Saturday, June 17, 2006

So I just finished a week-long training with Filipino SCALA volunteers on how to set up a super-successful SCALA centre! I' m cooling my heels in Ilo-ilo City (and planning to do a monitoring visit to the Ilo-ilo SCALA centre next week) while computer shipping issues are worked out and then I'll be heading to Koronadal in South Cotabato Province, Mindanao in a week to do my first set-up. My partner is Lieza, a very cool trainer from a SCALA centre in Negros Occidontal. Koronadal will be my first chance to stay in one place in the Philippines for longer than two weeks so I'm pretty excited about that! It's been a bit difficult to feel like I'm integrating here as much as I'd like when I'm living in a different place every week or so. Plus I hear the fruit in Mindanao is amazing. I'll have to develop a taste for durian...

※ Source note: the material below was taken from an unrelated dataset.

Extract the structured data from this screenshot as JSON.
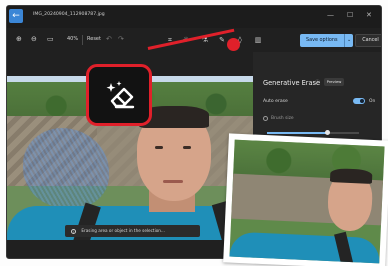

...which might be a bit of a challenge, actually. For those of you who don't know what durian is, here's the story of my first (and so far only) encounter. When I was in Grade 10 I visited Kensington Markets & Chinatown in Toronto with my geography class. I ran around with some friends and we decided to buy all the fruits we had never seen before. So we bought lychees and pink dragonfruits and a bunch of others and generally had a wonderful time gorging ourselves. Then as we were heading back to the school bus we saw a big spiky green fruit that was frozen. Could we resist a frozen fruit? Of course not! So we bought one and planned to eat it when it thawed.

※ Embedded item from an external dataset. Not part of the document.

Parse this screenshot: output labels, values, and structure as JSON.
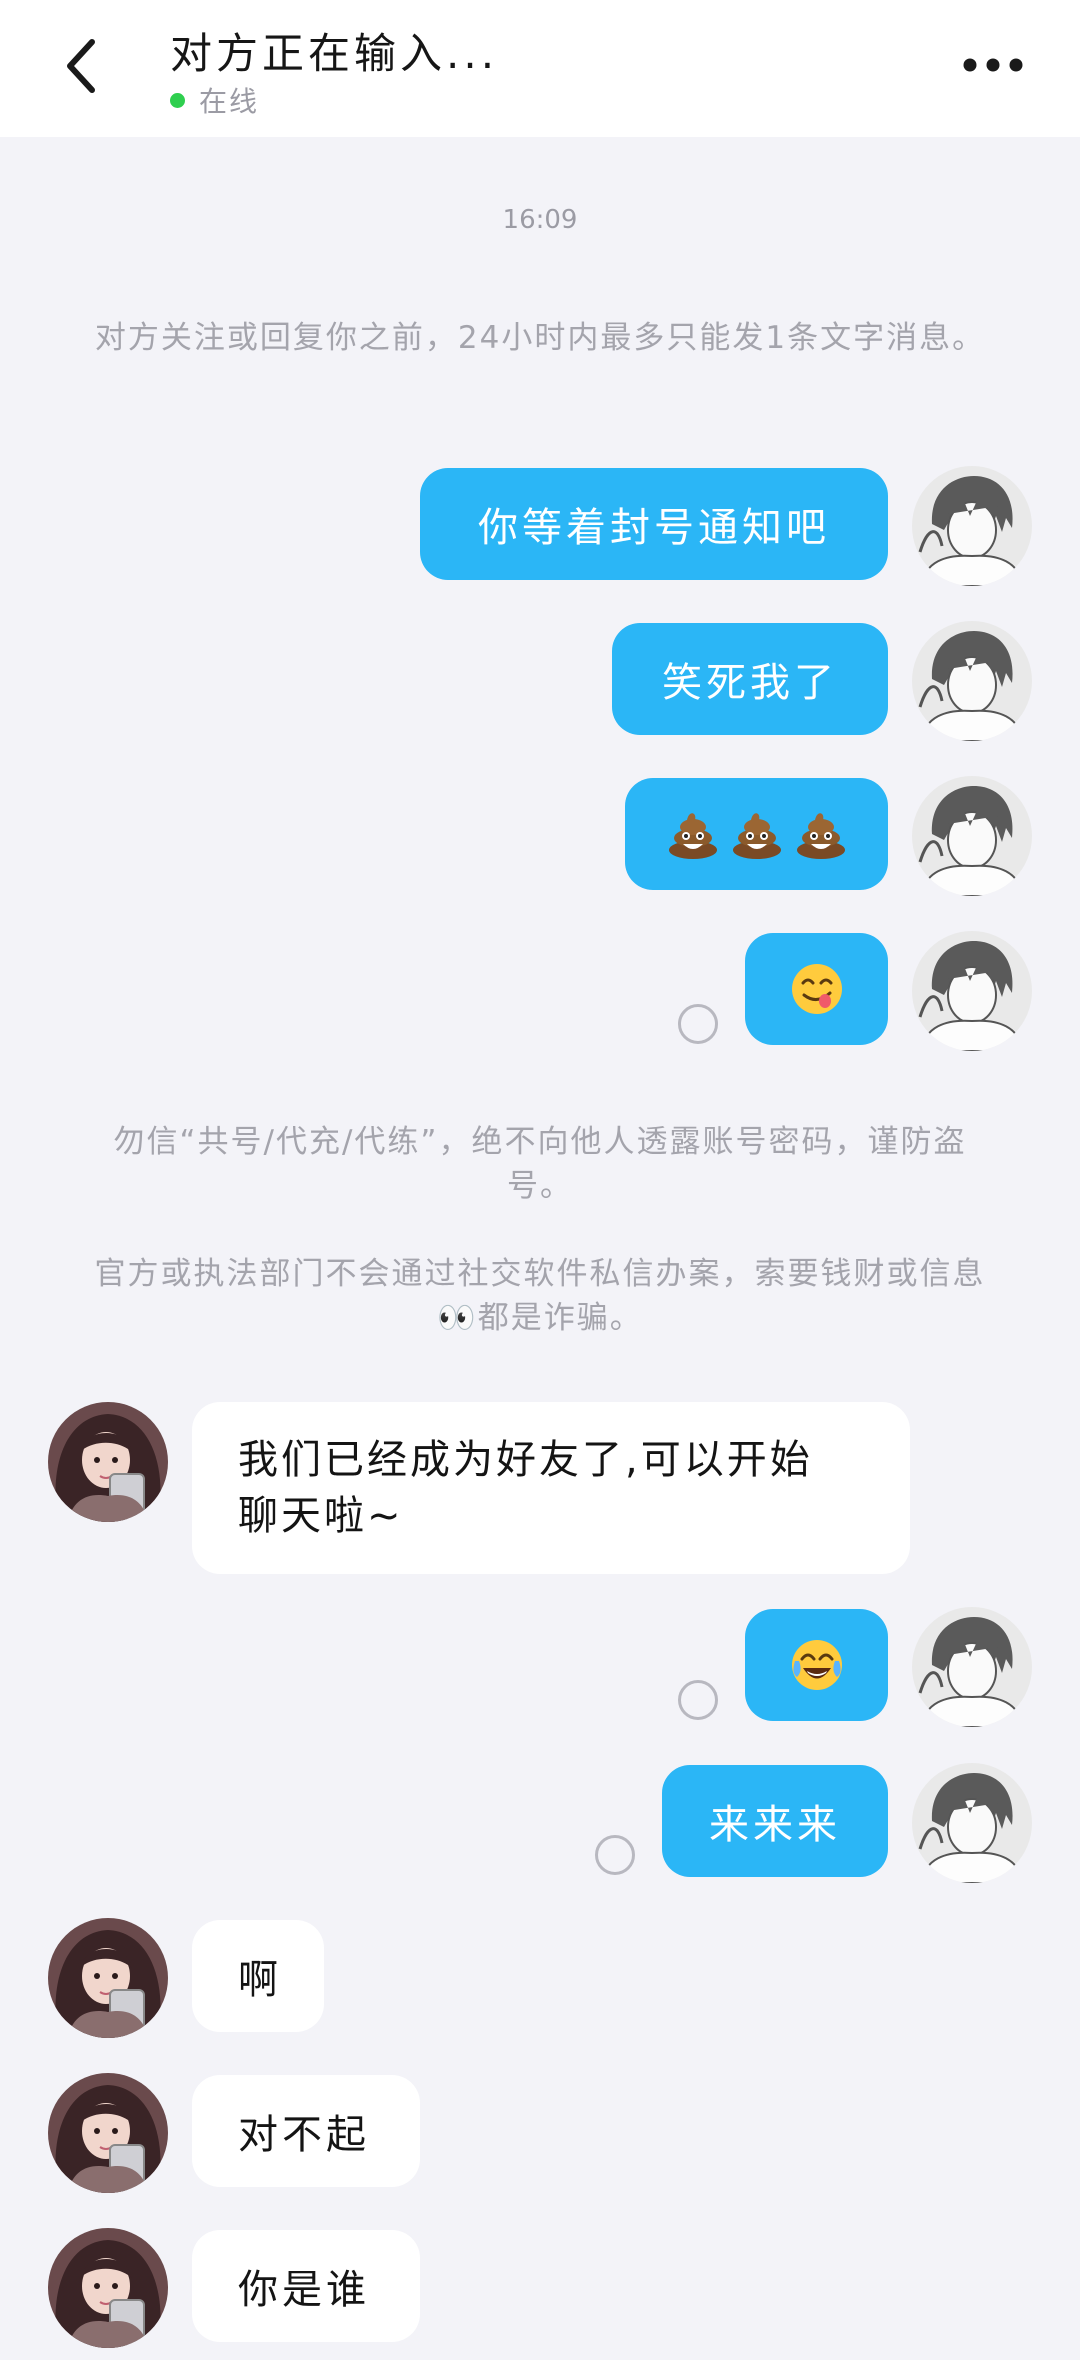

We hopped on the bus, stowed the fruit under a seat and proceeded to get stuck in rush hour traffic on the QEW. We sat in the sun in a school bus for an hour, sweating and crawling forward. And then we started to smell diapers. The smell got stronger and stronger - dirty, racid diaper smell. We were all looking to see if we were by a dump, or a garbage truck, wondering WHERE the smell was coming from - and then someone looked under the seat and saw that the durian had thawed.

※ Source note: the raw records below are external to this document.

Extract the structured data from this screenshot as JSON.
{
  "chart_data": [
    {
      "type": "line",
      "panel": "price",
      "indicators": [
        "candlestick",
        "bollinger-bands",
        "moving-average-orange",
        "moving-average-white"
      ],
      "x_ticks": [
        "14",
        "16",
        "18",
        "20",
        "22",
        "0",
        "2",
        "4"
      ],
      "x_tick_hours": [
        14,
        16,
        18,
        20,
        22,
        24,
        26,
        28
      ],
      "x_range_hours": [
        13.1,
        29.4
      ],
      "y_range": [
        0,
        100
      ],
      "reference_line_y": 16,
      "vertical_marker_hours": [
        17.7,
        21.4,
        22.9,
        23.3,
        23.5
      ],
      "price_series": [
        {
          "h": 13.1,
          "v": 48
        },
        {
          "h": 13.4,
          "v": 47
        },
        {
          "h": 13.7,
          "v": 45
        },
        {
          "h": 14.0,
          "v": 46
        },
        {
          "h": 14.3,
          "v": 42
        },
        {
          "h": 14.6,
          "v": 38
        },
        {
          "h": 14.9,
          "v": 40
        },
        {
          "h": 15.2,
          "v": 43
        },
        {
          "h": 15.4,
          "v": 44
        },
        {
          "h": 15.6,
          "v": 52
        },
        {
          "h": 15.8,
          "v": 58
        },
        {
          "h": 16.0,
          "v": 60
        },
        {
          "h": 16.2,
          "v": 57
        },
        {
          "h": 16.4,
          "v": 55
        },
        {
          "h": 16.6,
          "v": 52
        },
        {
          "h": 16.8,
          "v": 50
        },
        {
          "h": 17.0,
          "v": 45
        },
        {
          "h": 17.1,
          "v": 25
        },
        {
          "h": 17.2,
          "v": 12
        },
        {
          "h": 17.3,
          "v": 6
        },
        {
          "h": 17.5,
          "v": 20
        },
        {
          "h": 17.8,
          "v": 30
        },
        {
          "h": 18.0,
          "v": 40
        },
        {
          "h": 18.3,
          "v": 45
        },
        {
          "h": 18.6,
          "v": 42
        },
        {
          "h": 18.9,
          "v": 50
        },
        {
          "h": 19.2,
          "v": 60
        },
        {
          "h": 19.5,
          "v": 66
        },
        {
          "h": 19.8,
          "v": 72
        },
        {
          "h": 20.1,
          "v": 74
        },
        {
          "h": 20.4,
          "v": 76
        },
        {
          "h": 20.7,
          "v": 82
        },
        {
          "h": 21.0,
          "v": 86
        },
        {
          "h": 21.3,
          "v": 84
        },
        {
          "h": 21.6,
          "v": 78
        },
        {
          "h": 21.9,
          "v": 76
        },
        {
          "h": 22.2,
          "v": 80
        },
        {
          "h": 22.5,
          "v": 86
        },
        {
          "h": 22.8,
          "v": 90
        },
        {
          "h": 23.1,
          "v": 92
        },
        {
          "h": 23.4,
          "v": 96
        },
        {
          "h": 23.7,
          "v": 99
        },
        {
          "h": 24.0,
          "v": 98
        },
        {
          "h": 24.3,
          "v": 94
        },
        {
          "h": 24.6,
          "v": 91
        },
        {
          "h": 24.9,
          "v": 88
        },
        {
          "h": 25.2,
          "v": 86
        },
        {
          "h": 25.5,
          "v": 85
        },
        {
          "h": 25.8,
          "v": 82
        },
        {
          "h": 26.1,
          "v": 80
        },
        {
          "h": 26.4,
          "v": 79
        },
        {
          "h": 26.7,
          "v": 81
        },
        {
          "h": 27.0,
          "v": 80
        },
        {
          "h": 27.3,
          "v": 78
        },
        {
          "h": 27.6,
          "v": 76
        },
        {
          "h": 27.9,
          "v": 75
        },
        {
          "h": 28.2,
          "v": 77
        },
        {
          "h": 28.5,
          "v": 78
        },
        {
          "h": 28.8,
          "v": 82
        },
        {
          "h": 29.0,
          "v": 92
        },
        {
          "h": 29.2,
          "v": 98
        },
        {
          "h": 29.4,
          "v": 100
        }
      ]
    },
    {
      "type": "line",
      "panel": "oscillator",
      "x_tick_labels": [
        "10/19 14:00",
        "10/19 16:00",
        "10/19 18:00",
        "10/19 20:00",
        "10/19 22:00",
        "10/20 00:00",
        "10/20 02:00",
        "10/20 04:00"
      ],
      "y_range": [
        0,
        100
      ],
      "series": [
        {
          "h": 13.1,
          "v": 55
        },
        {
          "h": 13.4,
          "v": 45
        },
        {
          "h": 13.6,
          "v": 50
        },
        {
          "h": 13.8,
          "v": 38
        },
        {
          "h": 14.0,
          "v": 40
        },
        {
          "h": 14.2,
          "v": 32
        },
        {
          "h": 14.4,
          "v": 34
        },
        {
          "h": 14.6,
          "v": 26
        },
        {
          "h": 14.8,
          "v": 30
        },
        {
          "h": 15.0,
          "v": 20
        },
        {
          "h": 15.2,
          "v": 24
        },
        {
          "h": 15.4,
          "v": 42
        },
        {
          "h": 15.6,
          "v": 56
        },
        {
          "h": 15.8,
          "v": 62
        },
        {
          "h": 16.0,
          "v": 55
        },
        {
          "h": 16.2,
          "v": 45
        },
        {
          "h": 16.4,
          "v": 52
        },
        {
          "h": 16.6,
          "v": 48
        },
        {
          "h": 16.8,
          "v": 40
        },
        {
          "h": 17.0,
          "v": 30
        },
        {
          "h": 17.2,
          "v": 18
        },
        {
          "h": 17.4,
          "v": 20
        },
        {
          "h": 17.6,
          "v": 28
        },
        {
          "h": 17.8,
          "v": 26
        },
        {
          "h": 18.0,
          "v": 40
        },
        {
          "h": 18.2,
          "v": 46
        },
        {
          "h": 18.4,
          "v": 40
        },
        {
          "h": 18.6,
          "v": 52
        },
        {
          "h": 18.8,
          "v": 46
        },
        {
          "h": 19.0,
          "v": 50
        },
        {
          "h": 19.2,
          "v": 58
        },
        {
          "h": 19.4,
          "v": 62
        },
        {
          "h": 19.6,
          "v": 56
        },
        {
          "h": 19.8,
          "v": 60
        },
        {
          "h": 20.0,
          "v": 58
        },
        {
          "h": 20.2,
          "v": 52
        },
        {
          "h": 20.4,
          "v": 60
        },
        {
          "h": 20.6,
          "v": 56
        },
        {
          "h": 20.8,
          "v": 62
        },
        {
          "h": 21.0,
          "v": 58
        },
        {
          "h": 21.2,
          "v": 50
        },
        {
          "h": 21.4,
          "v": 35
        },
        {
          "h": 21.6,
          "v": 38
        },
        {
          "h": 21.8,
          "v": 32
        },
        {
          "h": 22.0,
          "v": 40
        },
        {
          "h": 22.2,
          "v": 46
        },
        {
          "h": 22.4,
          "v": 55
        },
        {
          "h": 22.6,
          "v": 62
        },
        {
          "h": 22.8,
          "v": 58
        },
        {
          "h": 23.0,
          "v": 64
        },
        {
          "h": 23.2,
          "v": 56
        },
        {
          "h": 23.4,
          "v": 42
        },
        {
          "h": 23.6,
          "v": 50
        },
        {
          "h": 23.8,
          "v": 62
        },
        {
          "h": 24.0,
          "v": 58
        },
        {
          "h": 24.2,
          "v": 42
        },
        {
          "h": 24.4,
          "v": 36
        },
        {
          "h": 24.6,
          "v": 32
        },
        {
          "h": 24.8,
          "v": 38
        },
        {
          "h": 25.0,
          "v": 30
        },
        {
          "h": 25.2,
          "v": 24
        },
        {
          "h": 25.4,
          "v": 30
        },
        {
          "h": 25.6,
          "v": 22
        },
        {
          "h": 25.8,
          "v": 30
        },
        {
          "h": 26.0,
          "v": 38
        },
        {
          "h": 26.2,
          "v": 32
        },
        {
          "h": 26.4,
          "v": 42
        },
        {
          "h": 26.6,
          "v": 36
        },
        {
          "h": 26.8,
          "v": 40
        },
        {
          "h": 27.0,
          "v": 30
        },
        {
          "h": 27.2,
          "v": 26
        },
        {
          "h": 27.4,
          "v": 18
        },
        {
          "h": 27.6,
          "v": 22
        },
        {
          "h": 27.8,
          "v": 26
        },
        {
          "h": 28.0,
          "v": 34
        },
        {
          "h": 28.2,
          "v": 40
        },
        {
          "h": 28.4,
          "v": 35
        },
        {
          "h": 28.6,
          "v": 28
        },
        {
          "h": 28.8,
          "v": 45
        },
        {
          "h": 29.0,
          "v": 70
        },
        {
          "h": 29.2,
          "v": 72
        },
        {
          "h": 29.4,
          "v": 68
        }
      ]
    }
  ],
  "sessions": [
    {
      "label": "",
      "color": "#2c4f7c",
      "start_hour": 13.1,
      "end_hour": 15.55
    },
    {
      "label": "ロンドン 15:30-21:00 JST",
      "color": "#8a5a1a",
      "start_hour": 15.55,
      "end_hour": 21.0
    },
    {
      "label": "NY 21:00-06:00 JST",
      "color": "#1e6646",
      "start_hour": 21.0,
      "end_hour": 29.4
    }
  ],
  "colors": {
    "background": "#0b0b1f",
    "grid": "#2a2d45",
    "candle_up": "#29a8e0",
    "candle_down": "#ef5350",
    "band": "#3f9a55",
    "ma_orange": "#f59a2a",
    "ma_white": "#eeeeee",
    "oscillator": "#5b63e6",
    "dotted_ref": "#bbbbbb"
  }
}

So apparently durian smells pu-terrific when it's not frozen. There are actually rules here that you can't carry durian in the cabin of a bus or airplane because of the smell! I've also heard that it doesn't taste like it smells - apparently it tastes sort of like creamy nuts, although it generally takes 3 trys to get past the smell. So I'll let you know how tastings one, two and three go!